5th Jul 2021
In the next instalment of our Digital Twin explainer series, Ruggiero Guida, Associate Director & Chief Product Manager here at IES, explains the importance of considering the use case of your digital twin and ensuring it is fit for purpose.
The digital twin concept has garnered serious attention in recent years and the use of such technology is predicted to continue to grow rapidly over the coming years. As a result, the market has been flooded with providers claiming to offer their own digital twin solutions to a variety of ends. But how useful are they really? And how can prospective users cut through the babble of digital twin marketing speak to make sure they get the right technology that will be of true value to them?
This is why in this explainer I wanted to focus on the Digital Twin Use Case and the importance of ensuring you have a clear plan of what you want to get out of the technology before embarking on your Digital Twin journey. At IES, we focus on providing digital twin solutions specifically for the built environment, so here I will be referring specifically to digital twins in this context and, mostly, buildings with their associated systems.
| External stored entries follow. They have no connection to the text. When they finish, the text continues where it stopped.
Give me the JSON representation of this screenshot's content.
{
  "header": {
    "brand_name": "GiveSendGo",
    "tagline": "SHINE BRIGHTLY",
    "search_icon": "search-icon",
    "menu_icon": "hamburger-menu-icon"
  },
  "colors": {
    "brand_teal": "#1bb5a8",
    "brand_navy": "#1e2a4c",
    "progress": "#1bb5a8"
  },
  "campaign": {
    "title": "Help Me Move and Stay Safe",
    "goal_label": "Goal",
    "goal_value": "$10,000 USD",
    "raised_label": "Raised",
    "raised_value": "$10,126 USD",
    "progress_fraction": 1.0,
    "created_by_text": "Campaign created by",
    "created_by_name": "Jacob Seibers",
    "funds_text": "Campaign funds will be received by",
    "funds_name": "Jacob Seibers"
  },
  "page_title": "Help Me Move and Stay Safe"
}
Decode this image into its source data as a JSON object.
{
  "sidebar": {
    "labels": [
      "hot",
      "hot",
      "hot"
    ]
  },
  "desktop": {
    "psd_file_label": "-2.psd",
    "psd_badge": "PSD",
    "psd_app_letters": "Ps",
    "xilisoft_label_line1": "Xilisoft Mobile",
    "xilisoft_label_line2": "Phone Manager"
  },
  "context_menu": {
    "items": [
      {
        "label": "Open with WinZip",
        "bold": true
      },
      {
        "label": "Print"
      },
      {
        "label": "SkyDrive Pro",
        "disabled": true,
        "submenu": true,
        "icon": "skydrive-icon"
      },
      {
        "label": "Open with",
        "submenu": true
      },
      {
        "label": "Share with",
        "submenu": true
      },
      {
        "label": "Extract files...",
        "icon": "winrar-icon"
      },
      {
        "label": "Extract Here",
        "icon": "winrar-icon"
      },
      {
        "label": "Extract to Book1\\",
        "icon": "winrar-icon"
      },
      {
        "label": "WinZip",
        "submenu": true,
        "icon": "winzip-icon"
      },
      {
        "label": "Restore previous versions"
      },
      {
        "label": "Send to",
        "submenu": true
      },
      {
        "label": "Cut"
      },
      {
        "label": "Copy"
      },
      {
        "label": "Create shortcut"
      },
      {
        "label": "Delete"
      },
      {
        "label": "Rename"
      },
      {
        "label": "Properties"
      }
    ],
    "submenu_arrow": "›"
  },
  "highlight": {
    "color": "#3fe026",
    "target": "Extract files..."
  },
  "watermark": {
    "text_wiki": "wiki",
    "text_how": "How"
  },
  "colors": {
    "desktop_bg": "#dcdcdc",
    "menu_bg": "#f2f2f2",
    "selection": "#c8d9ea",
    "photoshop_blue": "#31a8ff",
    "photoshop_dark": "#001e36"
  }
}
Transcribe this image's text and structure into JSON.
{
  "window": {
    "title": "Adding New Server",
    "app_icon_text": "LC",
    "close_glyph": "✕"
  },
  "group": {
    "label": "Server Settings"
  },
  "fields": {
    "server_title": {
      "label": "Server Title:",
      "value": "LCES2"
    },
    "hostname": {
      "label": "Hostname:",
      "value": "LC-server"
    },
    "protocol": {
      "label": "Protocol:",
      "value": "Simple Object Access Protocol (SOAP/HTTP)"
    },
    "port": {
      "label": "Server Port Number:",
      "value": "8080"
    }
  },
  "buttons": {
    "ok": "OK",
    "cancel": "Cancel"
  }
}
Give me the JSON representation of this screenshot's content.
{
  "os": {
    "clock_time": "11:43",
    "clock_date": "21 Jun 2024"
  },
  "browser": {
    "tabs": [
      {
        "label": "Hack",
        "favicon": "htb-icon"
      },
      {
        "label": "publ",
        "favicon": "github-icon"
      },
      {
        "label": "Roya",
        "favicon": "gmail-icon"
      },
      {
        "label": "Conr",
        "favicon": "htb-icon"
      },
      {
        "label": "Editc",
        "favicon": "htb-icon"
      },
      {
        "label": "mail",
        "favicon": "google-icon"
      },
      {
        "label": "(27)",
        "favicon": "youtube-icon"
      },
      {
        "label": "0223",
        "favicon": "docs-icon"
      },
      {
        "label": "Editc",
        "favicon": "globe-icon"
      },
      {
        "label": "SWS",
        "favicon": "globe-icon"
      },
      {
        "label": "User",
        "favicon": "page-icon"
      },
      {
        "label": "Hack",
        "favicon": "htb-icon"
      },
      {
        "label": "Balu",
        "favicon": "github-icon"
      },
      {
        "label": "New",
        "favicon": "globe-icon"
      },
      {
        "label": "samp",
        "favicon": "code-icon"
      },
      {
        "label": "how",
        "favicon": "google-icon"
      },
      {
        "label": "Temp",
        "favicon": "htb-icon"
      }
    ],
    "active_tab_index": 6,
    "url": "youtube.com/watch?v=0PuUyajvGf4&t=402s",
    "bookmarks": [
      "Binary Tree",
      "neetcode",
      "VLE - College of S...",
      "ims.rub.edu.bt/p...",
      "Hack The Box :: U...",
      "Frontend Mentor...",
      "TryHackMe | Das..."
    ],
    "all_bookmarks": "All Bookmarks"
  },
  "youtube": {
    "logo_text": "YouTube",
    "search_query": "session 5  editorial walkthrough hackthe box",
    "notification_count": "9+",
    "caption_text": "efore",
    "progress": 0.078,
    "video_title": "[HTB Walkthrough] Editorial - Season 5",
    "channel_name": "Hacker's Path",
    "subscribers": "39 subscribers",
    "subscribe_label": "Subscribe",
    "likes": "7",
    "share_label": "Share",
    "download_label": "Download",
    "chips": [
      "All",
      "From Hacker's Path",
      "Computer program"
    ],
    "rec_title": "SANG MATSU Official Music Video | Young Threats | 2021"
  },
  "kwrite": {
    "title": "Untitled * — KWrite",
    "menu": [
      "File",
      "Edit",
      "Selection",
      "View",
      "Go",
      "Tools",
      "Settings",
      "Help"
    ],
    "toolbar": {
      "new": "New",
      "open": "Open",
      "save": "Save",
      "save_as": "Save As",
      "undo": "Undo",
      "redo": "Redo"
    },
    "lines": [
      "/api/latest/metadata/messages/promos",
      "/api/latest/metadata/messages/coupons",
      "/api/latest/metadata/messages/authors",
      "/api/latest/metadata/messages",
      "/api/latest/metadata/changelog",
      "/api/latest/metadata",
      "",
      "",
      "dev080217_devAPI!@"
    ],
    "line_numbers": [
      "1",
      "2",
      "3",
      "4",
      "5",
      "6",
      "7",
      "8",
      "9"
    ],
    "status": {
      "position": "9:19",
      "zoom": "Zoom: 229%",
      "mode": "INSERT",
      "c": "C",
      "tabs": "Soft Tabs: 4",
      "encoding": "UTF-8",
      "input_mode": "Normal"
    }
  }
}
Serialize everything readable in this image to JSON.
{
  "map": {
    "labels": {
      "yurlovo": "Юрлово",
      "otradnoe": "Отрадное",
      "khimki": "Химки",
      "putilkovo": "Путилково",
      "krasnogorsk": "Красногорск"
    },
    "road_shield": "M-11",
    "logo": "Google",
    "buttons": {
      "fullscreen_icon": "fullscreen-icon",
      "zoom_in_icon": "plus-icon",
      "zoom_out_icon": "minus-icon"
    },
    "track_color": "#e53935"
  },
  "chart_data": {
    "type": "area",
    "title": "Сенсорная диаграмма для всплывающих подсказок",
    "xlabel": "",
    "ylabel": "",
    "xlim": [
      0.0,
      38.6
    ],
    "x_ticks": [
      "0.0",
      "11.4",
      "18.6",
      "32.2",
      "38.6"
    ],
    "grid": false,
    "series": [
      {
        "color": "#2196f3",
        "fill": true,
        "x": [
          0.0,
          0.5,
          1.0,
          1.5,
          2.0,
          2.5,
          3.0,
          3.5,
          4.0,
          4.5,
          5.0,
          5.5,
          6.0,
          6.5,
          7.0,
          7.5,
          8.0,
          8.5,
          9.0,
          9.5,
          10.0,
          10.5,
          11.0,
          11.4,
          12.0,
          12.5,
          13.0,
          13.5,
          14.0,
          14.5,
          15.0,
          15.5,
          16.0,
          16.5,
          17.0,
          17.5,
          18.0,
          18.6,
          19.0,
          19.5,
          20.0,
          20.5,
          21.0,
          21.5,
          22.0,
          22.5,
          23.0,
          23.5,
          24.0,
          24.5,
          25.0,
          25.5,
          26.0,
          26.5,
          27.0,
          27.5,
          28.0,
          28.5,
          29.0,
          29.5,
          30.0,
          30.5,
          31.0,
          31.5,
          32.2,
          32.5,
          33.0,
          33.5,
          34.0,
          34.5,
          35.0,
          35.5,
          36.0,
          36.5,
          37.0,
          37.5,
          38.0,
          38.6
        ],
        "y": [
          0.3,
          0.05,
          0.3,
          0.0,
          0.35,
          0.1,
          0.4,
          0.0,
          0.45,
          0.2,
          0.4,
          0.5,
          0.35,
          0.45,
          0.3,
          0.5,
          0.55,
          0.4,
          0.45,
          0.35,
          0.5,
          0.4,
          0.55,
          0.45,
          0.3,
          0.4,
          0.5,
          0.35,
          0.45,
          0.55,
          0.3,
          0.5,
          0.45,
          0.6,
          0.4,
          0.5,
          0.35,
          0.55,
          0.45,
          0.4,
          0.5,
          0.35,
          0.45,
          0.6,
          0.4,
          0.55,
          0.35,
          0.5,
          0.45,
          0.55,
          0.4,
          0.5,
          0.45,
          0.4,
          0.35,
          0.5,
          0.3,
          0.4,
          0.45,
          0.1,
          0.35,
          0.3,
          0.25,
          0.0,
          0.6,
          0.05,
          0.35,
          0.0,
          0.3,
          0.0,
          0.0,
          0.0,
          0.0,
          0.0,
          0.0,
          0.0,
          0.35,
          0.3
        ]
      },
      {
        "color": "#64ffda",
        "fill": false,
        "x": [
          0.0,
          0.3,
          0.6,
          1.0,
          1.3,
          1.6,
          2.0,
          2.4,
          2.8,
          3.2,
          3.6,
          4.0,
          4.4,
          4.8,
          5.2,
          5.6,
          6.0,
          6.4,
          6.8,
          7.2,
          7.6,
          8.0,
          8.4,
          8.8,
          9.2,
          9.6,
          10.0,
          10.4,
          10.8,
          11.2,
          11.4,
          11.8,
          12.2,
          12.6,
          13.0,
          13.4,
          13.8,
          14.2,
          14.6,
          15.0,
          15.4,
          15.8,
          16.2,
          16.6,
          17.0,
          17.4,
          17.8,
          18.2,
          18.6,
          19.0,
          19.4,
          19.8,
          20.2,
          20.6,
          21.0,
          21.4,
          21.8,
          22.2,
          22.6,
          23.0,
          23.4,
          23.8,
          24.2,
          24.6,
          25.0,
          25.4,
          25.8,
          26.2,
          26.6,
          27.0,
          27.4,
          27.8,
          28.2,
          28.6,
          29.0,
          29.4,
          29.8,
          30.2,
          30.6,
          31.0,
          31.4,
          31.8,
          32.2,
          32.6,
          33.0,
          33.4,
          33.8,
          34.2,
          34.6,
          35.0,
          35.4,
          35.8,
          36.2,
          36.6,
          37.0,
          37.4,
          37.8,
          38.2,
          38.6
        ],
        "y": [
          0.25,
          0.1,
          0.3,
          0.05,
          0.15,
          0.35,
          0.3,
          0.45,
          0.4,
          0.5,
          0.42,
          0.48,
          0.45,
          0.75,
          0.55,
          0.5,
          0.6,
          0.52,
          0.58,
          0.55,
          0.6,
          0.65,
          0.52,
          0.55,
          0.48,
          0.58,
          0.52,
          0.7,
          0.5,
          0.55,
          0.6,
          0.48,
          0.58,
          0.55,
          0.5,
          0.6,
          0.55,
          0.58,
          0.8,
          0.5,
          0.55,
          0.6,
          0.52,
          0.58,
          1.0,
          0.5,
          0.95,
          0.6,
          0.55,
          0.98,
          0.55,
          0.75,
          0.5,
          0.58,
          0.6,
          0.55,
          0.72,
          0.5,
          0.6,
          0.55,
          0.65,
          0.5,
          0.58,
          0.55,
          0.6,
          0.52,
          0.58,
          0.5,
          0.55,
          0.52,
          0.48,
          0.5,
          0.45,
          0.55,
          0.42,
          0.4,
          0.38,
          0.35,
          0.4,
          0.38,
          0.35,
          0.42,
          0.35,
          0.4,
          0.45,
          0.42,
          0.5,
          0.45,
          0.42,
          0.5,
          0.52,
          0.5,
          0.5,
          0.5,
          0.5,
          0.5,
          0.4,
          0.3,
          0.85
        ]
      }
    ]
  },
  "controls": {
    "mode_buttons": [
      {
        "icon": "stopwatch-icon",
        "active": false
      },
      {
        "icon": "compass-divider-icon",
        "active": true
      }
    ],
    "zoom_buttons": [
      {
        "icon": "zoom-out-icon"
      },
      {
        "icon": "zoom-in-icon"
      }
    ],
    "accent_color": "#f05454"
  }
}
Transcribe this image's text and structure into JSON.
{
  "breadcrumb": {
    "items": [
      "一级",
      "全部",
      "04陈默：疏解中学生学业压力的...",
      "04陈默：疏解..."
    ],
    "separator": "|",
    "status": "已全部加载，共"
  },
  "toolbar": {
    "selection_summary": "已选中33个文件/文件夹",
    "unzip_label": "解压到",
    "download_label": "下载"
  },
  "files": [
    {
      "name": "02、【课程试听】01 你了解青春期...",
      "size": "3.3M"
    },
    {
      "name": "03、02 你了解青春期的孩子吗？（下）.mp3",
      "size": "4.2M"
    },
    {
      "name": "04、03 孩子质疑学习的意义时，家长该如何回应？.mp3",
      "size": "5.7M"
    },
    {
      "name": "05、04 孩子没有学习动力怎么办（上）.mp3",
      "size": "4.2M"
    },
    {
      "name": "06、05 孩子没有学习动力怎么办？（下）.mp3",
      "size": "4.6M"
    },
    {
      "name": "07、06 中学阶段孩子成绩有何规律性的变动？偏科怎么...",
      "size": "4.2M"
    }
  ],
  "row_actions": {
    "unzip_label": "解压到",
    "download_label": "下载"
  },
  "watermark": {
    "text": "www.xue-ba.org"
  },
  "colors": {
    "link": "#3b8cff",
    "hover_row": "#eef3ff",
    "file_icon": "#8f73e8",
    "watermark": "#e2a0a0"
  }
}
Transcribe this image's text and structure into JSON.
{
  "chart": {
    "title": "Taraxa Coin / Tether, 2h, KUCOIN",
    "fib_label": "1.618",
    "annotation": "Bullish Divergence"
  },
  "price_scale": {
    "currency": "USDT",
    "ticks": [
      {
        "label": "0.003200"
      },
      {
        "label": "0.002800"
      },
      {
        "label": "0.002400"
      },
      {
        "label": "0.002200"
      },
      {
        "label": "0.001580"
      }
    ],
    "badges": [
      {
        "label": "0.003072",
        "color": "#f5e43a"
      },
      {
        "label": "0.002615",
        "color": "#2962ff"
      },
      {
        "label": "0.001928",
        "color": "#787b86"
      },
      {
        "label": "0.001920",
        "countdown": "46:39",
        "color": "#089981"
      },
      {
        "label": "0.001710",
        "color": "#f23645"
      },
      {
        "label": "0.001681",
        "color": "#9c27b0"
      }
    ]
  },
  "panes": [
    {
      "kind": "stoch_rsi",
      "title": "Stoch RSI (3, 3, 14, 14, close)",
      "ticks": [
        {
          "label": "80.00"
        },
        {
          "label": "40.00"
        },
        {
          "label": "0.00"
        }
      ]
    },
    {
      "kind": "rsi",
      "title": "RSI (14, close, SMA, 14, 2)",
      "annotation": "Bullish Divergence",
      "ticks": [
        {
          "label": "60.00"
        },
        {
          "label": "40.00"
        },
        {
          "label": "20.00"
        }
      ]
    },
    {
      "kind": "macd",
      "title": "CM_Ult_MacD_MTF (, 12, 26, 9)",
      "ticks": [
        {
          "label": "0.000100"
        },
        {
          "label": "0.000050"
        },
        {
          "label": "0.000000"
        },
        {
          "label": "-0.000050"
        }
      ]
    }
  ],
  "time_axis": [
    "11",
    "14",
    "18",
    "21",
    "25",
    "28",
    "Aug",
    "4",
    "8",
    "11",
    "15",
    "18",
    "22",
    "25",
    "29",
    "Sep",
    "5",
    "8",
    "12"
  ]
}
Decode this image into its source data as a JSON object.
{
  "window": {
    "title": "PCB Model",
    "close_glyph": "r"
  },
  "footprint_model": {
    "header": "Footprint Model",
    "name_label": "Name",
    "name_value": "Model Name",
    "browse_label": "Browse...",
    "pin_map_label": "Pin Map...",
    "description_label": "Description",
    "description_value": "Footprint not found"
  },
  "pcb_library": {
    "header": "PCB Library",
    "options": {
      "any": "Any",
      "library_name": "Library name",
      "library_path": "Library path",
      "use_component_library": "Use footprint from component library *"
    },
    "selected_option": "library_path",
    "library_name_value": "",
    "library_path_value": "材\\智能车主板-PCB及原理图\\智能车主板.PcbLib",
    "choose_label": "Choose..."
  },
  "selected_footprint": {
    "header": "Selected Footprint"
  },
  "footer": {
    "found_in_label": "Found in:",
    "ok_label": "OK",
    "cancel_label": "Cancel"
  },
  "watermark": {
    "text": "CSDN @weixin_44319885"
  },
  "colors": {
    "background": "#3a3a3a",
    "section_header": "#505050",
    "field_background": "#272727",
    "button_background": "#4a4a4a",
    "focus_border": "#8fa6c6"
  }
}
In several implementations of digital twins for the built environment there is often too much focus on 3D visualisation. A lot of effort is employed to create very realistic, very appealing, virtual models. Although the visual aspect can be important in some contexts, such architectural rendering, I believe it is mainly aesthetic, it is not fundamental and other key aspects of the digital twin are more important.
The main point of a digital twin is that it should be useful and fit for purpose, that it has a goal and that it helps its users to achieve a goal: for example, improving a product, making a prediction or simply exposing characteristics of the physical asset that are not immediately visible.
A famous quote from the British statistician George Box says: “all models are wrong, but some are useful”. This aphorism is certainly true for the digital twin as well. The only way to perfectly replicate reality would be to build a model that is so complex that it would be probably impossible to manage. The objective, when building or defining a digital twin, should be to hone in on those ‘features’ of the digital asset that are useful for the analysis at hand.
If the purpose is to build a digital twin of a portfolio of buildings and the goal is to decarbonise the portfolio, to reduce costs and the only information available is data from sensors, IoT devices, smart meters then a digital twin can be built that uses only this information and the visual component can be safely ignored.
Of course, there is always room for improvement when dealing with such a complex model; data about the environment such as weather from a nearby weather station or relevant data from other web services can always be used to enrich the digital twin.
If the purpose of the digital twin is, for example, to design a new building, then of course we need a much more detailed representation of the building geometry, building systems and surroundings. But this would be a different use case. Both cases would be examples of digital twins, but they would have a different purpose.
Even the connection to real time data from the original asset is an optional aspect in this context. If the building does not exist yet, no data would be available. Nevertheless, a digital twin based on physics-based simulations rooted firmly in building science still allows architects and engineers to make predictions, analyse options and make decisions with a high degree of confidence.
At IES, our ICL Digital Twin technology covers a number of use cases within the context of built environments varying in terms of their scale and purpose. This covers everything from:
All of the tools can be adapted and applied according to the specific use case and objectives of the user to unlock true value aligned to their specific objectives.
So, when selecting your Digital Twin, make sure you have a clear vision for what you want to achieve and remember that the most important aspect is the quality of data underpinning your digital twin and how your chosen solution can convert this data to information to provide the insights you need to realise your goals.